Foi sem abdicar da mais depurada escrita orquestral – a qual tão bem dominava pela sua condição de maestro – que Mahler escreveu esta obra de formato híbrido, algures posicionada entre a sinfonia e o ciclo de canções. A partitura reúne seis peças que decorrem da tradição do Lied alemão, o que obrigava a uma escrupulosa atenção na escolha do texto. Neste caso, o compositor elegeu a tradução alemã de versos de autores chineses então recentemente publicados pelo poeta Hans Bethge num livro intitulado A Flauta Chinesa. Foi, portanto, com recurso a uma poética oriunda do Extremo Oriente que Mahler interpelou o Mundo, estabelecendo uma dicotomia filosófica assente em dois opostos, por sinal bem vincados nas palavras cantadas e na música que compôs. Por um lado, expunha a resignação do indivíduo perante o caráter transitório da existência humana. Por outro, invocava a perpétua renovação da vida. De um lado o efémero, do outro o eterno.

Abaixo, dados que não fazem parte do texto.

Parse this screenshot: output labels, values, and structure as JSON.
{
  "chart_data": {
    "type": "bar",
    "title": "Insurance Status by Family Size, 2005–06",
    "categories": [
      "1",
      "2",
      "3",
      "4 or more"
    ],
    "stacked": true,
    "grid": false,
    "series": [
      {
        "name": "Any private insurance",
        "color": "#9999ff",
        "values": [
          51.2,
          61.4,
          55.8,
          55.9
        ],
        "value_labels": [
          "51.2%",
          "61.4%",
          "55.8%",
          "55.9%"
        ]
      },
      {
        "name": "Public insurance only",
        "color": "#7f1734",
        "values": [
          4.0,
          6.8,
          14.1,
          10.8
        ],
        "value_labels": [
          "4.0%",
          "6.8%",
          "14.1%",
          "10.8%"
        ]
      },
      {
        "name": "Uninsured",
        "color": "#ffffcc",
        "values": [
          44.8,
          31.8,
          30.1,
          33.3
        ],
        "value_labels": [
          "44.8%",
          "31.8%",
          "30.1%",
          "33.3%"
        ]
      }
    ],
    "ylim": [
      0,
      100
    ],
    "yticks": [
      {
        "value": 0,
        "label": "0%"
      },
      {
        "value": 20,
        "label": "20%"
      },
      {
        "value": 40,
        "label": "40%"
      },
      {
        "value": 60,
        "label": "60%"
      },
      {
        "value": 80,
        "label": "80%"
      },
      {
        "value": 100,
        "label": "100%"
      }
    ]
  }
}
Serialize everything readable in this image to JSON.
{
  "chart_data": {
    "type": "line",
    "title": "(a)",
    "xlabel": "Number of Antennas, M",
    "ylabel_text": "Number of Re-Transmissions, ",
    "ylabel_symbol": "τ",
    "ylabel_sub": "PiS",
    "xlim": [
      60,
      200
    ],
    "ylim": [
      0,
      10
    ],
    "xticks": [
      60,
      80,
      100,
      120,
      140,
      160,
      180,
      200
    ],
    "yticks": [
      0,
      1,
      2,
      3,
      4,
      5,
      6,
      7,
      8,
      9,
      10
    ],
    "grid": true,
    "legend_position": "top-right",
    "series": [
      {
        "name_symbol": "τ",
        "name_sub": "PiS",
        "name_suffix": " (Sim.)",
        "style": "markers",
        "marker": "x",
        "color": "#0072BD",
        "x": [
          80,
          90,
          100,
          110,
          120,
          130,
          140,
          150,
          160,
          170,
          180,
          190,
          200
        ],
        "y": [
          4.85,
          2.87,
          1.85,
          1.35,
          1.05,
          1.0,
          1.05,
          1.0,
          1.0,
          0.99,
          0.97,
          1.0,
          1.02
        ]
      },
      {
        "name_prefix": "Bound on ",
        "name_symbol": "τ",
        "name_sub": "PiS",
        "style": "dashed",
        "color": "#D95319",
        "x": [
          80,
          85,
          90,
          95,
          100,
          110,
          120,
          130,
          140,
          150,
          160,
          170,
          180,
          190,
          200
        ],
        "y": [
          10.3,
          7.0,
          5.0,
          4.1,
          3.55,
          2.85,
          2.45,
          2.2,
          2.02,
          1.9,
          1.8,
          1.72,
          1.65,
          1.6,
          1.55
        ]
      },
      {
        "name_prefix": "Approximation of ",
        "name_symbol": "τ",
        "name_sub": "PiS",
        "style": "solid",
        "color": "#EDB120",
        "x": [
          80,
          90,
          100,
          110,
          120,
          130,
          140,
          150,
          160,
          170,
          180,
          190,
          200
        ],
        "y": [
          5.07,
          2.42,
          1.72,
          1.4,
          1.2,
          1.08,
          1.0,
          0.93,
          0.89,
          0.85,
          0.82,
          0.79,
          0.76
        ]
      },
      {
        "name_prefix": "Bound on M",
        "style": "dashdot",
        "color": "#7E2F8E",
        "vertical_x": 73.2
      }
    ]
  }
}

Tendo em conta o ânimo expressivo que predomina n’A Canção da Terra, ora melancólico e introspetivo, ora jovial, enfático e até histriónico, é tentador associação-lo à vida pessoal do autor. Com efeito, em dezembro de 1907 Mahler foi levado a demitir-se do cargo de Director Musical da Ópera Estatal de Viena, lugar que tinha ocupado durante uma década. Seis meses antes havia falecido a sua filha mais velha com escarlatina – ainda não contava cinco anos de idade. Como se não bastasse, viu ser-lhe diagnosticado uma inflamação do miocárdio incurável à época e cujas sequelas levariam à sua morte, quatro anos depois. Apesar de tudo, ao escutarmos hoje esta obra, quando estão volvidos pouco mais de cem anos sobre a data da sua composição, logo se torna evidente que essa abordagem seria redutora. Trata-se de música que vai muito além do umbigo do artista. Não deixa de nos surpreender com uma confrangedora atualidade. Assim se distinguem os grandes monumentos do património da Humanidade.